Following the lieutenant’s testimony, the prosecution called a forensic scientist from the Federal Bureau of Investigations (FBI).  The prosecution provided the witness several photographs of Alvarado’s vehicle after the murder and asked her a series of questions regarding the vehicle’s defects. 

The photographs revealed bullet holes in the driver’s side of the vehicle, “potential blood” splatters on the driver’s side seat, and projectile fragments. 

The prosecution also called a digital investigative analyst from the Department of Justice, who reviewed the Facebook account data for two separate profiles identified as Oscar Rodriguez and Rosa Lopez. The Rodriguez account is believed to belong to Ramos, and the Lopez account was allegedly created by Ramos to stalk Alvarado. 

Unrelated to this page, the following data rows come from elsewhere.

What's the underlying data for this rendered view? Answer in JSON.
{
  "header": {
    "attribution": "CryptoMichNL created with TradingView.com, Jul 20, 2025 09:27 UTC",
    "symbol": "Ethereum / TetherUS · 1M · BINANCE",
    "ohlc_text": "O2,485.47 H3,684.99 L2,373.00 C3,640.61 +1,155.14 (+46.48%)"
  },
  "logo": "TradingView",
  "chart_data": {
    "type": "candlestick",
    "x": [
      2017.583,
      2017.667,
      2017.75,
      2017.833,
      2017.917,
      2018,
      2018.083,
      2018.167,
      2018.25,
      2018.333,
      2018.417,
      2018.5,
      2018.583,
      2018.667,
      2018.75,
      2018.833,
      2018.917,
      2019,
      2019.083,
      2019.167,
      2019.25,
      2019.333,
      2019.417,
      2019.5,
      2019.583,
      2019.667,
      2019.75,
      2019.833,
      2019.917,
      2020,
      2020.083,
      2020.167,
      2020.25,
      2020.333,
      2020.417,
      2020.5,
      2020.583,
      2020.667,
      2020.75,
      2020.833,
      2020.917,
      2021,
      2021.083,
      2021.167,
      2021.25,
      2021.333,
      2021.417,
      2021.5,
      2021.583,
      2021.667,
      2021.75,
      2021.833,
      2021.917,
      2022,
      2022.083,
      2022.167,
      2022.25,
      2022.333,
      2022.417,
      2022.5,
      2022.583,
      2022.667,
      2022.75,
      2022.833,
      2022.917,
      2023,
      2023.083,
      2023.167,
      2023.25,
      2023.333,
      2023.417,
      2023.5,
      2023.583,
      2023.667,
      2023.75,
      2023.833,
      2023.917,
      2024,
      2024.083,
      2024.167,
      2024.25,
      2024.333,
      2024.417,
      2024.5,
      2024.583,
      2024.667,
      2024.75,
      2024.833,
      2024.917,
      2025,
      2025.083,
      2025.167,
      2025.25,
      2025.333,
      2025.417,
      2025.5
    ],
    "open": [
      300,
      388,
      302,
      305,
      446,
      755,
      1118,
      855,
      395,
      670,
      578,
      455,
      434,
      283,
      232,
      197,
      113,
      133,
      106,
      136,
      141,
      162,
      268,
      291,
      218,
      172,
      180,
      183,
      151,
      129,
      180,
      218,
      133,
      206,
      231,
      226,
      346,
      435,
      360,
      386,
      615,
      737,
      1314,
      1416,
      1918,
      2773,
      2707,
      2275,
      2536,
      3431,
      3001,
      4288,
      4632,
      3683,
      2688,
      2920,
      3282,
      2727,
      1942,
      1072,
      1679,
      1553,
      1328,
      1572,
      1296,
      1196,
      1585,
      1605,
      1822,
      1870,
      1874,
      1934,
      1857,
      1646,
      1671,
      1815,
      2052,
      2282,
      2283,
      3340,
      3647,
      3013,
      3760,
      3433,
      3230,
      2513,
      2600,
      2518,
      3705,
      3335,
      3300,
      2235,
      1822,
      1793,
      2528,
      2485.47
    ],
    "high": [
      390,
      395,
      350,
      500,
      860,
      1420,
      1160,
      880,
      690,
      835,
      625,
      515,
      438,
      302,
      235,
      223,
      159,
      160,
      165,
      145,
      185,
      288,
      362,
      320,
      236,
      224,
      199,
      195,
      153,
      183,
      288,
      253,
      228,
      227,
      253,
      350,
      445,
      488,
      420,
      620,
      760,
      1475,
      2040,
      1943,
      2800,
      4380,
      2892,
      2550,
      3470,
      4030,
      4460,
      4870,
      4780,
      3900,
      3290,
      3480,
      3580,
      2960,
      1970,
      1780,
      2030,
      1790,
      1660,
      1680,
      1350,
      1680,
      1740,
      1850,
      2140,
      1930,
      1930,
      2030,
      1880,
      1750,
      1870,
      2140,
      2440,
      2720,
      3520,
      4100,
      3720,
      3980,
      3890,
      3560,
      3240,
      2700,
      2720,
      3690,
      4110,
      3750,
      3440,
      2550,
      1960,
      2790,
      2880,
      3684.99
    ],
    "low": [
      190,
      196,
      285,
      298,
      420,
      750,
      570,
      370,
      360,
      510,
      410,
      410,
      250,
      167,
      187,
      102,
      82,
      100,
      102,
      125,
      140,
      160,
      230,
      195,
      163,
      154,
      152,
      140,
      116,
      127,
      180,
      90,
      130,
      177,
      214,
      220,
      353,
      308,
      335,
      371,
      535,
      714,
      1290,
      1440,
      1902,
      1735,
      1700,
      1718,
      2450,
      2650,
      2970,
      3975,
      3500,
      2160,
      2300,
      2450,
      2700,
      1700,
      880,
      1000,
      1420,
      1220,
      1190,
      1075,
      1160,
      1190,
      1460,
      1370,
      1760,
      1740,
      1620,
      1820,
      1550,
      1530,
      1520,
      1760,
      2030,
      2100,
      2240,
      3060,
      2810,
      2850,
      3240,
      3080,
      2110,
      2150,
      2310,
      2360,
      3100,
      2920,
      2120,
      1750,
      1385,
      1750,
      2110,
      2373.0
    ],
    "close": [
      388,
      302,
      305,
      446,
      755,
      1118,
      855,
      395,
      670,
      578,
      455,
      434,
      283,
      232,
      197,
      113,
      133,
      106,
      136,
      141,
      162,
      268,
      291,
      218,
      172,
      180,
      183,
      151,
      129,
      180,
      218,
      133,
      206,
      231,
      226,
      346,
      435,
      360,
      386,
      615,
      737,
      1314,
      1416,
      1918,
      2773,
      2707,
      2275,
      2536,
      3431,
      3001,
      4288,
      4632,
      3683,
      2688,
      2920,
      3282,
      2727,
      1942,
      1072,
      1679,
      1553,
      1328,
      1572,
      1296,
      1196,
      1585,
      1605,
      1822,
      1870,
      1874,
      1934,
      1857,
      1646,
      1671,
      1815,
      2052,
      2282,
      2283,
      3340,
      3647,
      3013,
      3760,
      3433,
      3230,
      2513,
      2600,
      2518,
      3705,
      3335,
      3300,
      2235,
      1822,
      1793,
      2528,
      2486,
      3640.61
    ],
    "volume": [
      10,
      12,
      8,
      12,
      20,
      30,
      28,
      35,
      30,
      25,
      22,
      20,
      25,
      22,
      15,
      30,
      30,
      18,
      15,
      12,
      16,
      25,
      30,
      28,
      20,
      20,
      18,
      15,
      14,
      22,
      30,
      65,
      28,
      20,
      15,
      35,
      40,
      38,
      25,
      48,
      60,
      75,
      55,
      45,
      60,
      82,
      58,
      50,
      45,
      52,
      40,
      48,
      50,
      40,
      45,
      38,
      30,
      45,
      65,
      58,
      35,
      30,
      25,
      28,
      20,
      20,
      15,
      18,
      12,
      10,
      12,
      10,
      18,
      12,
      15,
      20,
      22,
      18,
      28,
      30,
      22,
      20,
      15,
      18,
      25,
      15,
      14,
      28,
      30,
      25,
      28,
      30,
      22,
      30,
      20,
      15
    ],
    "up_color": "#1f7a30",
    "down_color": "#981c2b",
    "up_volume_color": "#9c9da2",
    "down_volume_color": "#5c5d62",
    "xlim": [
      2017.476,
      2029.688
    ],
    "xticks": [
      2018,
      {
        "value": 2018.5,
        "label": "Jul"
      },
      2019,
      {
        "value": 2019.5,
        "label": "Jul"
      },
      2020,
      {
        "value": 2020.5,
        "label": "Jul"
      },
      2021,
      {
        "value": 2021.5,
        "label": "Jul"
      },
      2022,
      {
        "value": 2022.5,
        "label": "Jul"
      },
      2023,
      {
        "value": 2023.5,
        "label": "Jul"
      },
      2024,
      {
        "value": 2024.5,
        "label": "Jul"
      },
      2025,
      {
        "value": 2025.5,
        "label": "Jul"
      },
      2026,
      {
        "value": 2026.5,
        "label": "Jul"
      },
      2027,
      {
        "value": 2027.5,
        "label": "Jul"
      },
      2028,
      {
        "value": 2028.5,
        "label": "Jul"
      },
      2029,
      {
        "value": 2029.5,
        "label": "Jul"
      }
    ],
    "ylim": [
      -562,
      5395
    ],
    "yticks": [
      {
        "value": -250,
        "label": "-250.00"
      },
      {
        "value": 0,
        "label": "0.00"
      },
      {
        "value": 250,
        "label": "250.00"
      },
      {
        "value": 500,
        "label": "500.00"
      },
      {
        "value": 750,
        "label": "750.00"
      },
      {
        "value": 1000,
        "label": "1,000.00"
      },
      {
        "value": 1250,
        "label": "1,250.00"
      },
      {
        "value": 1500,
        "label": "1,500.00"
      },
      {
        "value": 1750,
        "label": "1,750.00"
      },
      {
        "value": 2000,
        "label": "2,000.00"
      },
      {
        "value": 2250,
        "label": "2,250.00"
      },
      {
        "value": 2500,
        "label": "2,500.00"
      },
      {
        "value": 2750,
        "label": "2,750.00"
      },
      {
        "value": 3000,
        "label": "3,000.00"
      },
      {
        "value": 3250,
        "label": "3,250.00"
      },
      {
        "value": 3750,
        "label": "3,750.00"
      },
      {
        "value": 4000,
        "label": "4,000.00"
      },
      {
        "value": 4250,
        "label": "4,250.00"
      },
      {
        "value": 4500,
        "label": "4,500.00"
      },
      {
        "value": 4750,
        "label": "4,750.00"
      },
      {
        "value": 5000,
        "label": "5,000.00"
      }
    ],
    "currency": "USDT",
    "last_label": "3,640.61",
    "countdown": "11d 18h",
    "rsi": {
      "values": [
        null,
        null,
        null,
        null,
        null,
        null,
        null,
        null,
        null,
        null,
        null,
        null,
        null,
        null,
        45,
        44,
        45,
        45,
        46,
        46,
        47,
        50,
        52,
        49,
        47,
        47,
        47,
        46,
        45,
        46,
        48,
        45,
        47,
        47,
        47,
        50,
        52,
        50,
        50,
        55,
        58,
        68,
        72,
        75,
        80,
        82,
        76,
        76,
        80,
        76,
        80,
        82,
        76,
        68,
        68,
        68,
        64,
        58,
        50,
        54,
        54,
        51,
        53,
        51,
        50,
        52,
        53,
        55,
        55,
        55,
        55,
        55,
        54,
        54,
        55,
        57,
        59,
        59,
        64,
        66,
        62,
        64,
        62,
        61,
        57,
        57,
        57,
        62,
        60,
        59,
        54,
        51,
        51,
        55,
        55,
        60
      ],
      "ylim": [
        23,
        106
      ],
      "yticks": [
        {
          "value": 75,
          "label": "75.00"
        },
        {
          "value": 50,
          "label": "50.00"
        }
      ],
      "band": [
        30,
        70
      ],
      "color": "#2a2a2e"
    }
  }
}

After comparing the Oscar Rodriguez and Rosa Lopez account data, the witness found that “at certain points in time, both accounts were accessed at similar times using the same IP addresses.”

According to the witness, it “appears quite likely that the same device was being used to access both the Ramos and Lopez accounts.”

In a cross-examination, Ramos defense attorneys, Camille Wagner and Rachel McCoy, questioned the witness about whether he knew exactly where the device that accessed the Facebook accounts was located. The witness testified he did not know. 

Wagner also asked the witness to grab her phone and try to log on to Facebook. She argued that someone could take her phone and do whatever they wanted with it. 

“You can’t tell the jury who controls an account?” Wagner asked the witness. “You personally do not know who was using the Rosa Lopez account?” 

The witness responded he cannot. 

Parties are slated to return on April 2.